Opportunity through education for refugees

Children with tablet

At the end of 2022, at least 89.3 million people around the world had been forced to flee their homes due to war, conflict, violence, persecution, natural disasters, and climate change. 40% of those are estimated to be children. Often separated from their families, many will spend their entire childhoods away from home at risk of further harm.

Schools can provide a safe haven. A place where young people can build a community and focus on other things. Schools also play an important role in identifying children who are at risk of abuse, violence, or military recruitment, and can help connect them to the appropriate services. Through education, children can get the knowledge and skills they need for life.

Sadly, the schools hosting refugees often lack basic infrastructure, are overcrowded and lack teachers or teacher training. Students may also be dealing with trauma from being uprooted and there are language barriers.

The United Nations High Commissioner for Refugees (UNHCR) estimates that refugees miss out on three to four years of schooling because of forced displacement.

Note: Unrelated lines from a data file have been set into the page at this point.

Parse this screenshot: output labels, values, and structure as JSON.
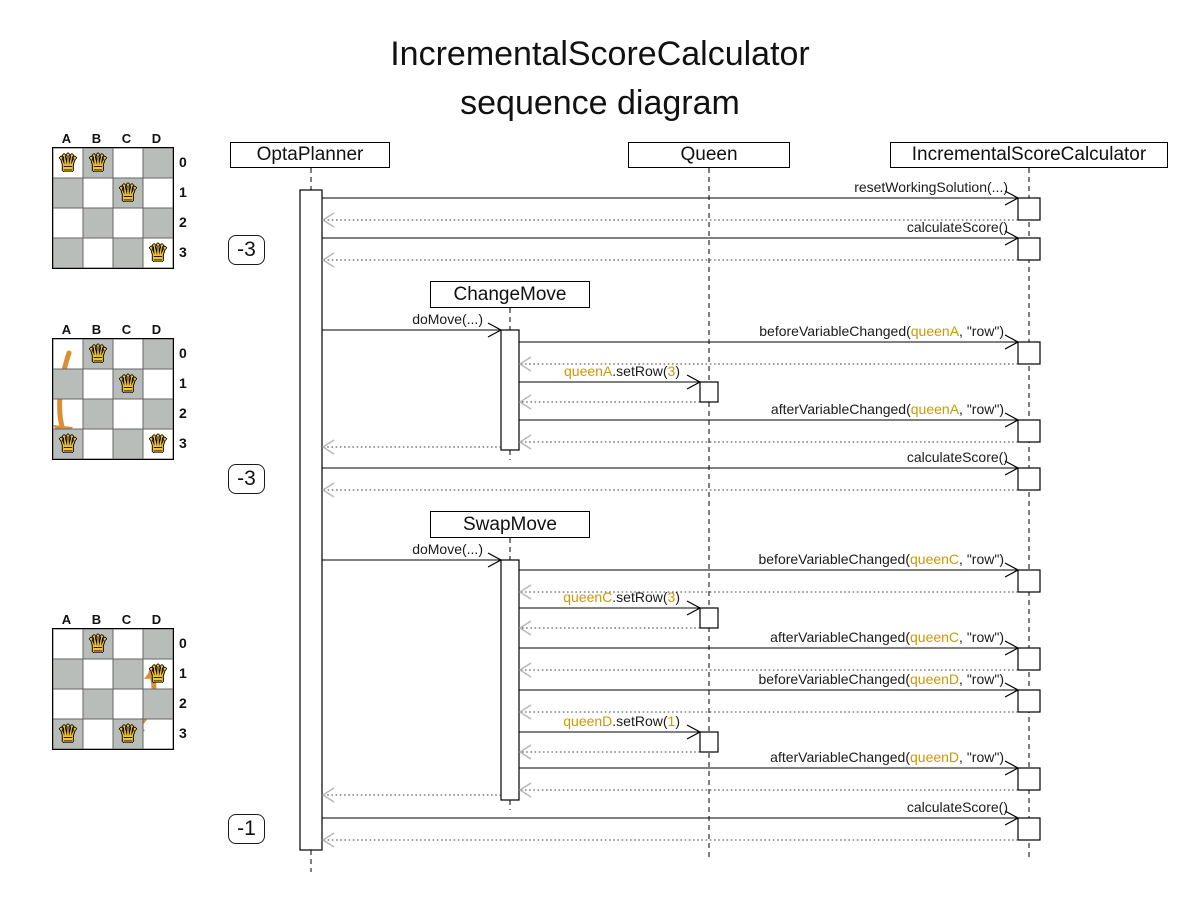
{
  "title": {
    "line1": "IncrementalScoreCalculator",
    "line2": "sequence diagram"
  },
  "lifelines": {
    "optaplanner": "OptaPlanner",
    "queen": "Queen",
    "calculator": "IncrementalScoreCalculator"
  },
  "moves": {
    "change": "ChangeMove",
    "swap": "SwapMove"
  },
  "badges": {
    "first": "-3",
    "second": "-3",
    "third": "-1"
  },
  "messages": {
    "reset": {
      "text": "resetWorkingSolution(...)"
    },
    "calc1": {
      "text": "calculateScore()"
    },
    "domove1": {
      "text": "doMove(...)"
    },
    "beforeA": {
      "pre": "beforeVariableChanged(",
      "arg": "queenA",
      "post": ", \"row\")"
    },
    "setrowA": {
      "arg": "queenA",
      "mid": ".setRow(",
      "num": "3",
      "post": ")"
    },
    "afterA": {
      "pre": "afterVariableChanged(",
      "arg": "queenA",
      "post": ", \"row\")"
    },
    "calc2": {
      "text": "calculateScore()"
    },
    "domove2": {
      "text": "doMove(...)"
    },
    "beforeC": {
      "pre": "beforeVariableChanged(",
      "arg": "queenC",
      "post": ", \"row\")"
    },
    "setrowC": {
      "arg": "queenC",
      "mid": ".setRow(",
      "num": "3",
      "post": ")"
    },
    "afterC": {
      "pre": "afterVariableChanged(",
      "arg": "queenC",
      "post": ", \"row\")"
    },
    "beforeD": {
      "pre": "beforeVariableChanged(",
      "arg": "queenD",
      "post": ", \"row\")"
    },
    "setrowD": {
      "arg": "queenD",
      "mid": ".setRow(",
      "num": "1",
      "post": ")"
    },
    "afterD": {
      "pre": "afterVariableChanged(",
      "arg": "queenD",
      "post": ", \"row\")"
    },
    "calc3": {
      "text": "calculateScore()"
    }
  },
  "boards": [
    {
      "cols": [
        "A",
        "B",
        "C",
        "D"
      ],
      "rows": [
        "0",
        "1",
        "2",
        "3"
      ],
      "queens": [
        [
          0,
          0
        ],
        [
          1,
          0
        ],
        [
          2,
          1
        ],
        [
          3,
          3
        ]
      ]
    },
    {
      "cols": [
        "A",
        "B",
        "C",
        "D"
      ],
      "rows": [
        "0",
        "1",
        "2",
        "3"
      ],
      "queens": [
        [
          1,
          0
        ],
        [
          2,
          1
        ],
        [
          0,
          3
        ],
        [
          3,
          3
        ]
      ]
    },
    {
      "cols": [
        "A",
        "B",
        "C",
        "D"
      ],
      "rows": [
        "0",
        "1",
        "2",
        "3"
      ],
      "queens": [
        [
          1,
          0
        ],
        [
          3,
          1
        ],
        [
          0,
          3
        ],
        [
          2,
          3
        ]
      ]
    }
  ],
  "board_meta": {
    "queen_glyph": "♛"
  },
  "colors": {
    "accent_gold": "#cc9900",
    "dark_cell": "#b9bdb9",
    "queen_fill": "#f2c230",
    "move_arrow": "#d98f33",
    "return_arrow": "#b6b6b6"
  }
}
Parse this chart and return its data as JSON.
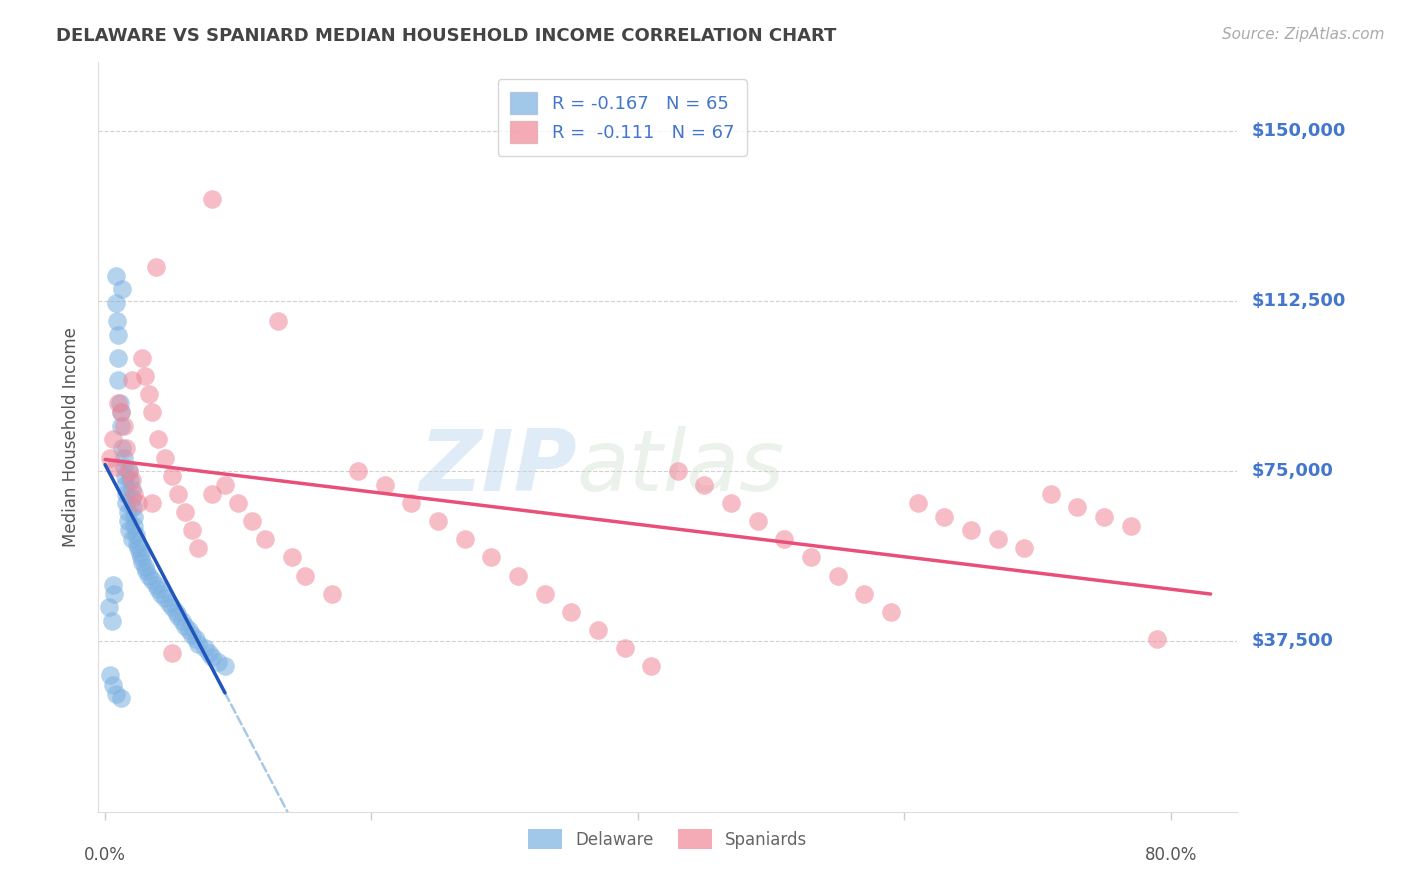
{
  "title": "DELAWARE VS SPANIARD MEDIAN HOUSEHOLD INCOME CORRELATION CHART",
  "source": "Source: ZipAtlas.com",
  "ylabel": "Median Household Income",
  "ytick_values": [
    37500,
    75000,
    112500,
    150000
  ],
  "ytick_labels": [
    "$37,500",
    "$75,000",
    "$112,500",
    "$150,000"
  ],
  "ymin": 0,
  "ymax": 165000,
  "xmin": -0.005,
  "xmax": 0.85,
  "watermark_part1": "ZIP",
  "watermark_part2": "atlas",
  "legend_blue_text": "R = -0.167   N = 65",
  "legend_pink_text": "R =  -0.111   N = 67",
  "blue_color": "#7ab0e0",
  "pink_color": "#f08898",
  "blue_line_color": "#2255bb",
  "pink_line_color": "#e8507a",
  "dashed_line_color": "#a8c8e8",
  "background_color": "#ffffff",
  "grid_color": "#cccccc",
  "title_color": "#444444",
  "ytick_color": "#4477cc",
  "source_color": "#aaaaaa",
  "legend_entry_blue": "Delaware",
  "legend_entry_pink": "Spaniards",
  "blue_x": [
    0.003,
    0.005,
    0.006,
    0.007,
    0.008,
    0.008,
    0.009,
    0.01,
    0.01,
    0.01,
    0.011,
    0.012,
    0.012,
    0.013,
    0.013,
    0.014,
    0.014,
    0.015,
    0.015,
    0.016,
    0.016,
    0.017,
    0.017,
    0.018,
    0.018,
    0.019,
    0.02,
    0.02,
    0.021,
    0.022,
    0.022,
    0.023,
    0.024,
    0.025,
    0.026,
    0.027,
    0.028,
    0.03,
    0.031,
    0.033,
    0.035,
    0.038,
    0.04,
    0.042,
    0.045,
    0.048,
    0.05,
    0.053,
    0.055,
    0.058,
    0.06,
    0.063,
    0.065,
    0.068,
    0.07,
    0.075,
    0.078,
    0.08,
    0.085,
    0.09,
    0.004,
    0.006,
    0.008,
    0.012,
    0.02
  ],
  "blue_y": [
    45000,
    42000,
    50000,
    48000,
    118000,
    112000,
    108000,
    105000,
    100000,
    95000,
    90000,
    88000,
    85000,
    115000,
    80000,
    78000,
    76000,
    74000,
    72000,
    70000,
    68000,
    66000,
    64000,
    62000,
    75000,
    73000,
    71000,
    69000,
    67000,
    65000,
    63000,
    61000,
    59000,
    58000,
    57000,
    56000,
    55000,
    54000,
    53000,
    52000,
    51000,
    50000,
    49000,
    48000,
    47000,
    46000,
    45000,
    44000,
    43000,
    42000,
    41000,
    40000,
    39000,
    38000,
    37000,
    36000,
    35000,
    34000,
    33000,
    32000,
    30000,
    28000,
    26000,
    25000,
    60000
  ],
  "pink_x": [
    0.004,
    0.006,
    0.008,
    0.01,
    0.012,
    0.014,
    0.016,
    0.018,
    0.02,
    0.022,
    0.025,
    0.028,
    0.03,
    0.033,
    0.035,
    0.038,
    0.04,
    0.045,
    0.05,
    0.055,
    0.06,
    0.065,
    0.07,
    0.08,
    0.09,
    0.1,
    0.11,
    0.12,
    0.13,
    0.14,
    0.15,
    0.17,
    0.19,
    0.21,
    0.23,
    0.25,
    0.27,
    0.29,
    0.31,
    0.33,
    0.35,
    0.37,
    0.39,
    0.41,
    0.43,
    0.45,
    0.47,
    0.49,
    0.51,
    0.53,
    0.55,
    0.57,
    0.59,
    0.61,
    0.63,
    0.65,
    0.67,
    0.69,
    0.71,
    0.73,
    0.75,
    0.77,
    0.79,
    0.02,
    0.035,
    0.05,
    0.08
  ],
  "pink_y": [
    78000,
    82000,
    76000,
    90000,
    88000,
    85000,
    80000,
    75000,
    73000,
    70000,
    68000,
    100000,
    96000,
    92000,
    88000,
    120000,
    82000,
    78000,
    74000,
    70000,
    66000,
    62000,
    58000,
    135000,
    72000,
    68000,
    64000,
    60000,
    108000,
    56000,
    52000,
    48000,
    75000,
    72000,
    68000,
    64000,
    60000,
    56000,
    52000,
    48000,
    44000,
    40000,
    36000,
    32000,
    75000,
    72000,
    68000,
    64000,
    60000,
    56000,
    52000,
    48000,
    44000,
    68000,
    65000,
    62000,
    60000,
    58000,
    70000,
    67000,
    65000,
    63000,
    38000,
    95000,
    68000,
    35000,
    70000
  ]
}
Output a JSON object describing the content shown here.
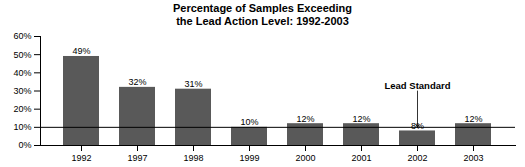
{
  "chart_data": {
    "type": "bar",
    "title": "Percentage of Samples Exceeding\nthe Lead Action Level: 1992-2003",
    "categories": [
      "1992",
      "1997",
      "1998",
      "1999",
      "2000",
      "2001",
      "2002",
      "2003"
    ],
    "values": [
      49,
      32,
      31,
      10,
      12,
      12,
      8,
      12
    ],
    "value_labels": [
      "49%",
      "32%",
      "31%",
      "10%",
      "12%",
      "12%",
      "8%",
      "12%"
    ],
    "data_labels": true,
    "color": "#595959",
    "ylim": [
      0,
      60
    ],
    "yticks": [
      {
        "value": 0,
        "label": "0%"
      },
      {
        "value": 10,
        "label": "10%"
      },
      {
        "value": 20,
        "label": "20%"
      },
      {
        "value": 30,
        "label": "30%"
      },
      {
        "value": 40,
        "label": "40%"
      },
      {
        "value": 50,
        "label": "50%"
      },
      {
        "value": 60,
        "label": "60%"
      }
    ],
    "grid": false,
    "hline": {
      "y": 10,
      "label": "Lead Standard",
      "x": "2002"
    }
  }
}
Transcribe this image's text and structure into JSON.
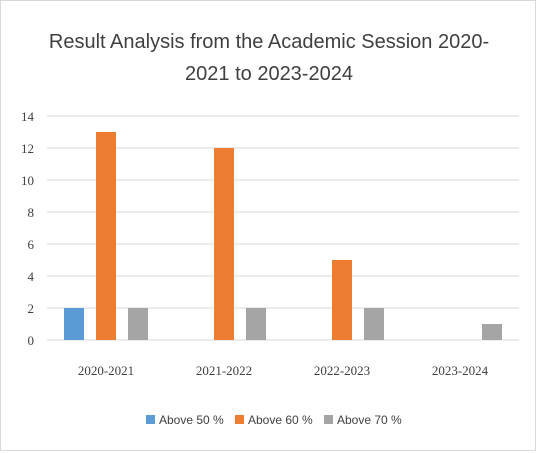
{
  "chart_data": {
    "type": "bar",
    "title": "Result Analysis from the Academic Session 2020-2021 to 2023-2024",
    "title_lines": [
      "Result Analysis from the Academic Session 2020-",
      "2021 to 2023-2024"
    ],
    "categories": [
      "2020-2021",
      "2021-2022",
      "2022-2023",
      "2023-2024"
    ],
    "series": [
      {
        "name": "Above 50 %",
        "color": "#5b9bd5",
        "values": [
          2,
          0,
          0,
          0
        ]
      },
      {
        "name": "Above 60 %",
        "color": "#ed7d31",
        "values": [
          13,
          12,
          5,
          0
        ]
      },
      {
        "name": "Above 70 %",
        "color": "#a5a5a5",
        "values": [
          2,
          2,
          2,
          1
        ]
      }
    ],
    "y_ticks": [
      0,
      2,
      4,
      6,
      8,
      10,
      12,
      14
    ],
    "ylim": [
      0,
      14
    ],
    "grid": true,
    "legend_position": "bottom"
  }
}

Access to quality education through technology

Working with the UNHCR we’re using technology to give young refugees access to a quality education in Africa.

In 2013, Vodafone Foundation set up Instant Network Schools. The programme gives young refugees, host communities and their teachers access to the internet and digital learning content, improving the quality of education in some of the most marginalised communities in Africa.


The programme provides a holistic end-to-end solution including power (the majority using solar energy), connectivity, Instant Classroom (a digital ‘school in a box’), digital educational content aligned to the national curriculum, teacher training, a coach to support teachers in delivering interactive lessons and technical support from a dedicated team of 100+ Vodafone employee volunteers.

Making a difference

In a recent survey, 94% of students said INS had improved their digital skills and 93% indicated their exam results had improved. While 95% of teachers said their digital skills, lesson preparation and delivery had improved since INS was introduced in their school.

There are now 92 Instant Network Schools operating across six countries: Kenya, Tanzania, the Democratic Republic of Congo, South Sudan, Mozambique and Egypt.

The programme has benefited over 224,700 students and 4,263 teachers to date.

Working in partnership with UNHCR, we want to connect 500,000 refugee students and their communities to a quality digital education by 2026 and bring benefits to a further 1 million people including as parents, family and wider community members.